Introducing Greek Culture to Juilliard Graduate Florence Paget by Savvy Mom Ruth Paget




Introducing Greek Cuisine and Culture to Juilliard Graduate Florence Paget by Savvy Mom Ruth Paget 


Thanks to Detroit’s large Greek population, I learned about Greek culture beginning at the age of 9.

My mother and I would go to Greektown with my high school buddy on the weekends and order Greek village salads that had no lettuce – that is an authentic village salad.

The village salads in Greektown had ringlets of green, yellow, and red peppers; black, salty olives; tomato quarters; ringlets of purple onion; and feta cheese.  We ate this salad with thick slices of Greek bread. 

Greeks allow soaking up salad of dressing with a piece of bread; it is not considered bad etiquette in a restaurant as it is in France.  The Greeks use red wine vinegar, olive oil, and rigani – an herb like oregano in their salad dressing.  I think it is the purple onion, feta cheese, and rigani trio that make it taste so good.

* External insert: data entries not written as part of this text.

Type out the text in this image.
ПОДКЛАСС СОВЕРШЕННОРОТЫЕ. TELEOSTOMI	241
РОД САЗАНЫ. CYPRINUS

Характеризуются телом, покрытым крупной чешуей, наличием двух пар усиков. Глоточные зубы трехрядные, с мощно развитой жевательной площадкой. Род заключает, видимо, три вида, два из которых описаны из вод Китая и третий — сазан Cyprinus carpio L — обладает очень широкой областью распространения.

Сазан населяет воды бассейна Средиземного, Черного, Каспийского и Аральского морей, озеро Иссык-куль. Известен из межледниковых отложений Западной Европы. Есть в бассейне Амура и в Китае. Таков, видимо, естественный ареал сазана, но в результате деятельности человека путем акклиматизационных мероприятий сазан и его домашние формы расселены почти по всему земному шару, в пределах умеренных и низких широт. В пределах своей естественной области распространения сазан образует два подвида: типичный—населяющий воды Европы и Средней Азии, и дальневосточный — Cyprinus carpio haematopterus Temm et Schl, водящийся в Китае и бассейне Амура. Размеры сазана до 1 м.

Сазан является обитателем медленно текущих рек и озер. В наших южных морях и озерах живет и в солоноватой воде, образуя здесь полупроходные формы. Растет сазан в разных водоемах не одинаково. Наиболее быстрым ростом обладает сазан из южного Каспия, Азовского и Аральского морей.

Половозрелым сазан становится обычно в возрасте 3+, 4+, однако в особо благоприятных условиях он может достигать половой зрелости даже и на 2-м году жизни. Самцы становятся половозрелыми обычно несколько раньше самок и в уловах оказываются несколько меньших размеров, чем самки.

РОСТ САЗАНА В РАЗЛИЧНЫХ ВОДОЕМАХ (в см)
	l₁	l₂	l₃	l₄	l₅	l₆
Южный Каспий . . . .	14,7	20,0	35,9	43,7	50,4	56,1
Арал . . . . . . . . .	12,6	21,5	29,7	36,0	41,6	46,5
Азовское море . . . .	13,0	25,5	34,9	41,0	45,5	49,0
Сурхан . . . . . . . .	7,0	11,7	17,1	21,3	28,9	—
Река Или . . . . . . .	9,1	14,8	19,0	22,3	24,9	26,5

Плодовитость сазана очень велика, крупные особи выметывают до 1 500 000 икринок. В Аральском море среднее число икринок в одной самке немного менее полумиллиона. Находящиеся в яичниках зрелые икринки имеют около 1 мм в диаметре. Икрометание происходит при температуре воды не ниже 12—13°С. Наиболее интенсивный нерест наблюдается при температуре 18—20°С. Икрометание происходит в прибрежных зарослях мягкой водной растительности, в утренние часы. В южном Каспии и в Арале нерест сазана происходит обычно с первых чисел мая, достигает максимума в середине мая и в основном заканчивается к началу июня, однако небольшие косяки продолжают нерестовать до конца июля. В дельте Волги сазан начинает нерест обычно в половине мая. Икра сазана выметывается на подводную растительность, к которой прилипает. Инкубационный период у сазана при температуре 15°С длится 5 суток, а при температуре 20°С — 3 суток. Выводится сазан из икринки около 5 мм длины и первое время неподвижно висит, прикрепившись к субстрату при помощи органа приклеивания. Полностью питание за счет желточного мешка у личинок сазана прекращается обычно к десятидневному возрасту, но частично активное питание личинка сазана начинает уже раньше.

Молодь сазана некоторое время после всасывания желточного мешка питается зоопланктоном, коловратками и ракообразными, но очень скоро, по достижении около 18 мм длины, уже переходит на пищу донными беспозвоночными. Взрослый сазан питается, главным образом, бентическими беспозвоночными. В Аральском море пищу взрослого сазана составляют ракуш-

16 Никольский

Next, we would have pastitio (Greek pasta with ground lamb, tomatoes, and béchamel sauce), moussaka (eggplant casserole with béchamel sauce and melted grated cheese), spanakopita (spinach and onion with melted feta cheese baked in a buttered phyllo dough), and cheese (Greek halumi cheese) phyllo pies.  Of course, I ate a big piece of baklava for dessert.  I could eat like this, because I walked all the time.

In the sixth grade, my social studies project was all about Greece and the products the US could export to Greece to earn money (cars and sewage systems) and what the US could import from Greece (olives and cruise packages to the Greek Isles).

When I was in high school, I wrote about the Byzantine Empire of Greece for National History when I was at Cass Technical High School.

In a nutshell this is what I concluded in my paper, the Byzantine Empire survived for so long, because food was organized and distributed in an organized manner.

My paper placed in the top five for the Detroit Metropolitan Area, but I considered myself the winner when my peers were asking me to read it over and over at lunch in Greektown.

When I went to college at the University of Chicago, my roommate was a Greek-American, who lived in the Chicago suburbs.  In addition to my coursework at UChicago, I would go to go to my Greek roommate’s house on the weekends.   I ate Greek lemon chicken there and melamakarona cookies (butter cookies dunked with grated walnuts on top) while I drew Japanese characters over and over.

I did other Greek activities with my roommate.  I went dancing at Maids of Athena and Sons of Pericles parties at the height of Michael Jackson’s and Prince’s fame.

My roommate’s mother also ran dances for immigrants from her village in Crete.  I learned traditional Greek dances with the Greek yia-yias (grandmothers).

I went to Easter masses at the Greek Orthodox Church and the midnight dinner after that.  During spring break, I went to Greek Independence Day and was able to talk with Greek-American writer Harry Mark Petrakis about writing.  He told me to just keep writing to develop my storytelling skills.

Other “Things Greek” I have done include going to a Greek icon exhibit at the Detroit Institute of the Arts.  Icons are painted using strict outline forms.  Variation can only happen with subtle color changes, but that is it.  Also, each side of an icon’s face is either the good eye or the “evil” eye.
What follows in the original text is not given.